Und wieder fühlte sich die Last auf Bobs Schultern ein kleines bisschen weniger an. So nutzte er den Rest des Nachmittags für einen zweiten Versuch in der Bibliothek, um dort alles erdenkliche über diese junge Frau herauszufinden.

Am Abend kam er dann ziemlich erschöpft zuhause an. Sein Kopf brummte vom vielen Lesen und sein Körper war einfach nur müde. Bobs Eltern waren gerade mit dem Abendessen beschäftigt, als er sich still und heimlich an ihnen vorbei in sein Zimmer schlich und dort seine gesammelten Erkenntnisse nachdenklich in einem seiner Notizbücher verewigte.
Sonderlich viel hatte er nicht herausfinden können. Vielleicht auch weil er zur Zeit so unkonzentriert war. Ihm fehlte der Blick für die wichtigen Dinge. Der richtige Riecher für die besten Quellen. Zumindest ein paar grundlegende Details hatte er ausfindig machen können.

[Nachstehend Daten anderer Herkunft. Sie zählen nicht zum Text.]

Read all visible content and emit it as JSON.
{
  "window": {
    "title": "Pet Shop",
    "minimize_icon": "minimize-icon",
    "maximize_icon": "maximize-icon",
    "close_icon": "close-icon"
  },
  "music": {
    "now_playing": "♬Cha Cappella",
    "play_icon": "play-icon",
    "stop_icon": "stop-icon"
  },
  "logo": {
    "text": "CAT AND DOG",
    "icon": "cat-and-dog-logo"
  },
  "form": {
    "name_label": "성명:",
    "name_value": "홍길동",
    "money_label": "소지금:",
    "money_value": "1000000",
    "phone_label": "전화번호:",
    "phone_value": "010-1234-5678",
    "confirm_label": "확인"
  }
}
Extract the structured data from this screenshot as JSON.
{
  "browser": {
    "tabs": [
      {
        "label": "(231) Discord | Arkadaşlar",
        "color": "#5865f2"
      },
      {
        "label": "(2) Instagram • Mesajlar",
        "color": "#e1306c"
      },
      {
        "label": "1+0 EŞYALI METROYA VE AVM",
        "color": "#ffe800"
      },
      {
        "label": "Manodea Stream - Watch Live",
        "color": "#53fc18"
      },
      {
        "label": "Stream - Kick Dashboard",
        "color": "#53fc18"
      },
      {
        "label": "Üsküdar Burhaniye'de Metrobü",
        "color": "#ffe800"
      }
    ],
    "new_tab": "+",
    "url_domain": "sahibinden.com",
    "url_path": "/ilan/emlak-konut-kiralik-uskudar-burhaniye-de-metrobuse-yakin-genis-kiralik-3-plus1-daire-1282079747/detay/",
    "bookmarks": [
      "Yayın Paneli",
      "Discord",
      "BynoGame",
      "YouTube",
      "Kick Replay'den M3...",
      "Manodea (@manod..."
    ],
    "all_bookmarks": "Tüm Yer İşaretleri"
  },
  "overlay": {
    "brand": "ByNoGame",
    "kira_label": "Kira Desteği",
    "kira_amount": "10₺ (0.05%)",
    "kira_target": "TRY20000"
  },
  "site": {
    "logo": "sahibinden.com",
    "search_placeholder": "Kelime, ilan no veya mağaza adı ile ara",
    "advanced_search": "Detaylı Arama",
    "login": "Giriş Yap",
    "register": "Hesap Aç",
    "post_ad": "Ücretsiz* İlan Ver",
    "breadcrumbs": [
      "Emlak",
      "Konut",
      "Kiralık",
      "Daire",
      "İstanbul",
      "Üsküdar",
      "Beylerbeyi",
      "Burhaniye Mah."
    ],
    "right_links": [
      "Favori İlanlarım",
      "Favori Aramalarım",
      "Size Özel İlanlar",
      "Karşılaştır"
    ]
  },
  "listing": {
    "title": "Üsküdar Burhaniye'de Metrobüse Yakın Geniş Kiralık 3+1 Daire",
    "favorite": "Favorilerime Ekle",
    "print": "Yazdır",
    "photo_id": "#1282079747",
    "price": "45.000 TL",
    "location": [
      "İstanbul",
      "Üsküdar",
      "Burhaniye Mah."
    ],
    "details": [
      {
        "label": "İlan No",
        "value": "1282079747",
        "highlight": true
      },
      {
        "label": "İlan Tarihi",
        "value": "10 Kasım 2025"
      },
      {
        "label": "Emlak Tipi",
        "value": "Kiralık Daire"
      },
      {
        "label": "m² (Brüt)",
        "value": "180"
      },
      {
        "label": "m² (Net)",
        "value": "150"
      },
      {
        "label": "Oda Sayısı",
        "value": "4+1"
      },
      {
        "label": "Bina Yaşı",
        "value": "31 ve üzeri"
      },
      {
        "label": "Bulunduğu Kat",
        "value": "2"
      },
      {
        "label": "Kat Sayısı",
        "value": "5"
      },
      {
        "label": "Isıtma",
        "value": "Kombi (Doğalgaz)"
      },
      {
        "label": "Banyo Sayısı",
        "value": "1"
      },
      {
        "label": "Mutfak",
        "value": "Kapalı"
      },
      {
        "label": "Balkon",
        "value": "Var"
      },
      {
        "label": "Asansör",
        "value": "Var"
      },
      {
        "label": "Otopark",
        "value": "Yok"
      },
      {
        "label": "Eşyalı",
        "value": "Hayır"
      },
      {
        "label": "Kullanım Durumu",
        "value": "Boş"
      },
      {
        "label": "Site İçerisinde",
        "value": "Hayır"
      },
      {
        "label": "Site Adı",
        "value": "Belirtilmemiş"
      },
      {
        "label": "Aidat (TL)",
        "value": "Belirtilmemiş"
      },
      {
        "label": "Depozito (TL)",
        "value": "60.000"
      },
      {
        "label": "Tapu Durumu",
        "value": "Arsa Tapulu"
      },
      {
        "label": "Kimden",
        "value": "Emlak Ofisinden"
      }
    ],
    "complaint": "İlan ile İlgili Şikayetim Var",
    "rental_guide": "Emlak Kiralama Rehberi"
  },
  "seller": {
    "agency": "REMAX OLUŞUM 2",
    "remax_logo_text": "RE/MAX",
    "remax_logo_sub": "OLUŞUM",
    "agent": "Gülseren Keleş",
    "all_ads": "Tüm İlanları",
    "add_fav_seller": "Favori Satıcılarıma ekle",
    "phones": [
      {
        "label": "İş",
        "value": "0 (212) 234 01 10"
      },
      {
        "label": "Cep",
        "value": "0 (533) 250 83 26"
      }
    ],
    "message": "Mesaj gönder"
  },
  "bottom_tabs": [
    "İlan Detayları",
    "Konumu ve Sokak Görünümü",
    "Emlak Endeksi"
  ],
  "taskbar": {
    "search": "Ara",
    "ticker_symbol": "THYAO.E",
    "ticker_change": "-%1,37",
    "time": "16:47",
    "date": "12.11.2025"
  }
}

Der Name der Geheimnisvollen Dame lautete Cindy Ellon. Sie war früher einmal journalistisch tätig gewesen und hatte für irgendwelche politischen Zeitschriften geschrieben. Dann war sie vor drei Jahren urplötzlich von der Bildfläche verschwunden und seitdem nicht mehr in der Öffentlichkeit aufgetaucht und hatte keine weiteren Artikel veröffentlicht. Mittlerweile mochte sie ungefähr 30 Jahre alt sein.

Bob schrieb eine ganze Weile, saß dabei über seinen Schreibtisch gebrütet und prüfte immer wieder die Uhrzeit. Er zählte schon die Stunden, die er noch würde aushalten müssen, bis sich die drei Fragezeichen am nächsten Morgen wieder zur Lagebesprechung in der Zentrale treffen würden. Es waren noch ziemlich genau elf Stunden. Genau elf Stunden zu viel, dachte sich Bob. Obwohl es ihm wirklich besser ging, wollte er nach wie vor nicht im selben Haus mit seinen Eltern sein. Und vor allem wollte er nicht alleine sein. Diese endlosen Nächte alleine, er war sie so satt. Er könnte sich wirklich an die nächtliche Gegenwart seiner Freunde gewöhnen. Seines einen Freundes im Besonderen. Mit Peter könnte er sich wirklich für immer ein Bett teilen.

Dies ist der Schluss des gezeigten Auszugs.